The jump in debt levels stems partly from government stimulus policies, particularly a subsidy in 2012 for first-time car buyers. Populist policies helped put Prime Minister Yingluck Shinawatra in power in 2011 and she is under pressure to continue them.

So far, bad loans remain small. Bangkok Bank BBL.BK, the biggest lender, said 2.4 per cent of its loans were non-performing as of June 30, from 2.3 per cent at the end of 2012.

For the whole banking sector, the June 30 level was 2.2 per cent, compared with 2.3 per cent in December and 11 per cent in 2004.

Prasarn says debt levels should recede as banks become more cautious about their loan books.

They have not followed the last official rate cut, seeing no need to stimulate further borrowing interest. And many have increased loan-loss provisions while tightening lending rules to avoid bad loans.

"It's not something to panic about as yet. But one should expect some tightening, especially on household debt including mortgages, to prevent a further spike in household leverage," said Gundy Cahyadi, an economist at OCBC Bank in Singapore.

Possible options include a lowering in loan-to-value (LTV) ratios for second or third mortgages, or a maximum credit limit or repayment period on some personal loans.

Currently, the LTV is set by the central bank generally at 90 per cent for apartments costing less than 10 million baht (S$406,000) and 95 per cent for houses.

"The central bank may not rush to introduce any measure as it will hurt the economy further. It will wait until it sees alarming signs before taking action," said Pimonwan Mahujchariyawong, an economist at Kasikorn Research Center.


Consumption is already falling, exports are sluggish and huge infrastructure projects seem unlikely to start this year as planned. In July, the central bank cut its projection for GDP growth this year to 4.2 per cent from 5.1 per cent. The finance ministry recently said it could be around 4 per cent.

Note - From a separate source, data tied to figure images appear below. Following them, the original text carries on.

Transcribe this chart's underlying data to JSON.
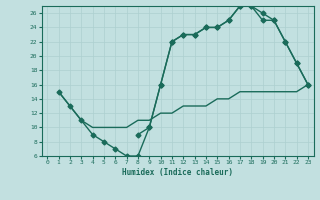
{
  "xlabel": "Humidex (Indice chaleur)",
  "ylabel": "",
  "bg_color": "#c2e0e0",
  "line_color": "#1a6b5a",
  "grid_color": "#add0d0",
  "xlim": [
    -0.5,
    23.5
  ],
  "ylim": [
    6,
    27
  ],
  "xticks": [
    0,
    1,
    2,
    3,
    4,
    5,
    6,
    7,
    8,
    9,
    10,
    11,
    12,
    13,
    14,
    15,
    16,
    17,
    18,
    19,
    20,
    21,
    22,
    23
  ],
  "yticks": [
    6,
    8,
    10,
    12,
    14,
    16,
    18,
    20,
    22,
    24,
    26
  ],
  "line_jagged_x": [
    1,
    2,
    3,
    4,
    5,
    6,
    7,
    8,
    9,
    10,
    11,
    12,
    13,
    14,
    15,
    16,
    17,
    18,
    19,
    20,
    21,
    22,
    23
  ],
  "line_jagged_y": [
    15,
    13,
    11,
    9,
    8,
    7,
    6,
    6,
    10,
    16,
    22,
    23,
    23,
    24,
    24,
    25,
    27,
    27,
    26,
    25,
    22,
    19,
    16
  ],
  "line_upper_x": [
    8,
    9,
    10,
    11,
    12,
    13,
    14,
    15,
    16,
    17,
    18,
    19,
    20,
    21,
    22,
    23
  ],
  "line_upper_y": [
    9,
    10,
    16,
    22,
    23,
    23,
    24,
    24,
    25,
    27,
    27,
    25,
    25,
    22,
    19,
    16
  ],
  "line_diag_x": [
    1,
    3,
    4,
    5,
    6,
    7,
    8,
    9,
    10,
    11,
    12,
    13,
    14,
    15,
    16,
    17,
    18,
    19,
    20,
    21,
    22,
    23
  ],
  "line_diag_y": [
    15,
    11,
    10,
    10,
    10,
    10,
    11,
    11,
    12,
    12,
    13,
    13,
    13,
    14,
    14,
    15,
    15,
    15,
    15,
    15,
    15,
    16
  ],
  "marker": "D",
  "marker_size": 2.5,
  "linewidth": 1.0
}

The slowing economy has added to the worries of consumers, especially those with low wages. Consumers face lofty interest rates of 20 per cent on credit cards and 28 per cent on personal loans, and loan sharks charge even more.

Wilaiporn Chomrung, who is 34 and has temporary work for the government, said her monthly pay of US$290 (S$369) was not enough as 80 per cent went to pay home and car loans. "It's tough. I have to do a part-time job and spend less. It will be tougher if the economy gets worse."

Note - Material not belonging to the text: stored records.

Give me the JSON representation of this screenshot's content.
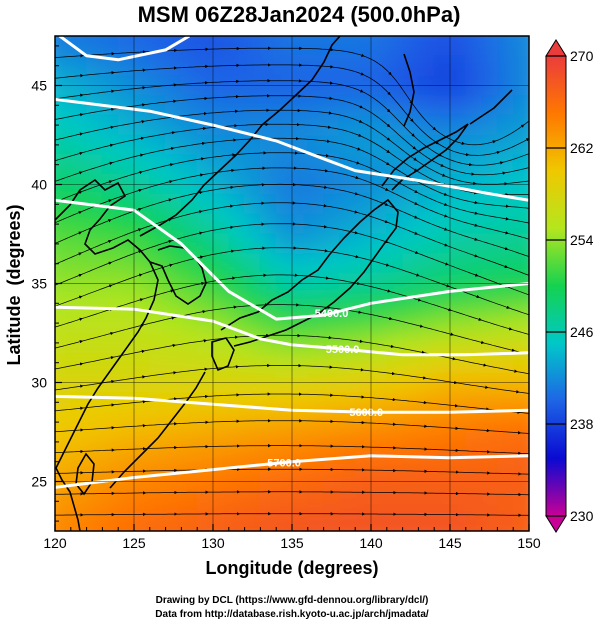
{
  "chart_data": {
    "type": "heatmap",
    "title": "MSM 06Z28Jan2024 (500.0hPa)",
    "xlabel": "Longitude (degrees)",
    "ylabel": "Latitude  (degrees)",
    "xlim": [
      120,
      150
    ],
    "ylim": [
      22.5,
      47.5
    ],
    "x_ticks": [
      120,
      125,
      130,
      135,
      140,
      145,
      150
    ],
    "y_ticks": [
      25,
      30,
      35,
      40,
      45
    ],
    "colorbar": {
      "min": 230,
      "max": 270,
      "ticks": [
        230,
        238,
        246,
        254,
        262,
        270
      ],
      "colors": [
        "#c80096",
        "#0a0ad2",
        "#1e64e6",
        "#00c8c8",
        "#14d250",
        "#b4e61e",
        "#f0c800",
        "#ff7800",
        "#eb3c3c"
      ],
      "extend": "both"
    },
    "temperature_field_K": {
      "lon": [
        120,
        125,
        130,
        135,
        140,
        145,
        150
      ],
      "lat": [
        47.5,
        45,
        42.5,
        40,
        37.5,
        35,
        32.5,
        30,
        27.5,
        25,
        22.5
      ],
      "values": [
        [
          241,
          240,
          239,
          241,
          241,
          239,
          242
        ],
        [
          244,
          242,
          240,
          240,
          240,
          238,
          242
        ],
        [
          246,
          244,
          242,
          242,
          243,
          242,
          243
        ],
        [
          249,
          247,
          244,
          241,
          242,
          244,
          245
        ],
        [
          252,
          251,
          247,
          242,
          244,
          246,
          247
        ],
        [
          254,
          254,
          251,
          246,
          247,
          249,
          250
        ],
        [
          256,
          256,
          255,
          252,
          253,
          255,
          256
        ],
        [
          258,
          258,
          258,
          258,
          259,
          261,
          261
        ],
        [
          260,
          261,
          262,
          263,
          264,
          265,
          266
        ],
        [
          262,
          264,
          265,
          266,
          267,
          267,
          267
        ],
        [
          264,
          266,
          267,
          268,
          268,
          268,
          267
        ]
      ]
    },
    "contours": [
      {
        "label": "5400.0",
        "points": [
          [
            120,
            39.2
          ],
          [
            125,
            38.7
          ],
          [
            128,
            37.0
          ],
          [
            131,
            34.6
          ],
          [
            134,
            33.2
          ],
          [
            137,
            33.4
          ],
          [
            140,
            34.0
          ],
          [
            145,
            34.6
          ],
          [
            150,
            35.0
          ]
        ]
      },
      {
        "label": "5500.0",
        "points": [
          [
            120,
            33.8
          ],
          [
            125,
            33.7
          ],
          [
            130,
            33.1
          ],
          [
            133,
            32.2
          ],
          [
            135,
            31.9
          ],
          [
            138,
            31.7
          ],
          [
            142,
            31.4
          ],
          [
            146,
            31.4
          ],
          [
            150,
            31.5
          ]
        ]
      },
      {
        "label": "5600.0",
        "points": [
          [
            120,
            29.3
          ],
          [
            125,
            29.2
          ],
          [
            130,
            28.9
          ],
          [
            135,
            28.6
          ],
          [
            140,
            28.5
          ],
          [
            145,
            28.5
          ],
          [
            150,
            28.6
          ]
        ]
      },
      {
        "label": "5700.0",
        "points": [
          [
            120,
            24.7
          ],
          [
            125,
            25.2
          ],
          [
            130,
            25.6
          ],
          [
            135,
            26.0
          ],
          [
            140,
            26.3
          ],
          [
            145,
            26.2
          ],
          [
            150,
            26.3
          ]
        ]
      },
      {
        "label": "",
        "points": [
          [
            120,
            44.3
          ],
          [
            126,
            43.7
          ],
          [
            130,
            43.0
          ],
          [
            134,
            42.2
          ],
          [
            137,
            41.3
          ],
          [
            139,
            40.7
          ],
          [
            143,
            40.2
          ],
          [
            147,
            39.6
          ],
          [
            150,
            39.2
          ]
        ]
      },
      {
        "label": "",
        "points": [
          [
            120.3,
            47.5
          ],
          [
            122,
            46.5
          ],
          [
            124,
            46.3
          ],
          [
            127,
            46.8
          ],
          [
            128.5,
            47.5
          ]
        ]
      }
    ],
    "streamlines": {
      "west_wind_bands": "lat 22.5-47.5",
      "cyclone_center": [
        146,
        44
      ]
    },
    "annotations": [
      "Drawing by DCL (https://www.gfd-dennou.org/library/dcl/)",
      "Data from http://database.rish.kyoto-u.ac.jp/arch/jmadata/"
    ]
  },
  "colors": {
    "contour": "#ffffff",
    "streamline": "#000000",
    "coast": "#000000"
  }
}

High debt burdens are a worry as they leave individuals a thin margin for error if income falls or costs go up. Among the most vulnerable are farmers who tap rubber, whose price has been falling.

"Our fear is that household leverage has risen to a level where the debt-servicing burden would leave households with little cushion to absorb income shocks unless they reduce consumption expenditure," said Santitarn Sathirathai, an economist at Credit Suisse in Singapore.

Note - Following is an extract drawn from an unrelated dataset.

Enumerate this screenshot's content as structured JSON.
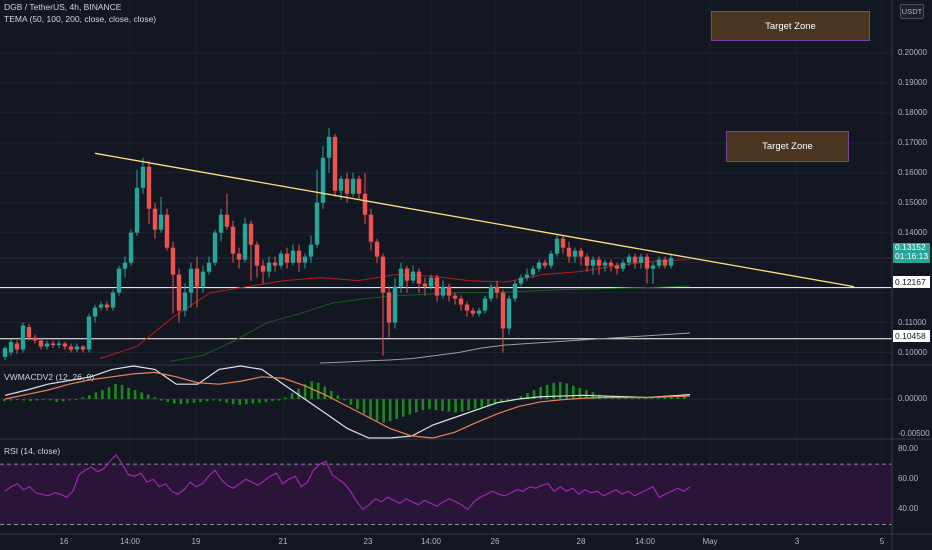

One source of worry is the car subsidy programme, which accounted for about 1.25 million of the record 1.43 million vehicles sold last year. The programme ended in December, but cars are still being delivered, and some buyers are paying for them at a time their incomes could fall.

Since May, the central bank has kept its key interest rate at 2.50 per cent. The minutes of the policy committee's July meeting said "credit growth remained high. In particular, the rising trend of household debt burden, if it continues, could add to overall financial imbalances."

Finance Minister Kittirat wants a cut nonetheless, but economists doubt he will get his way this time: the consensus is that the next move will not be until the third quarter of 2014 - and then it will be an increase.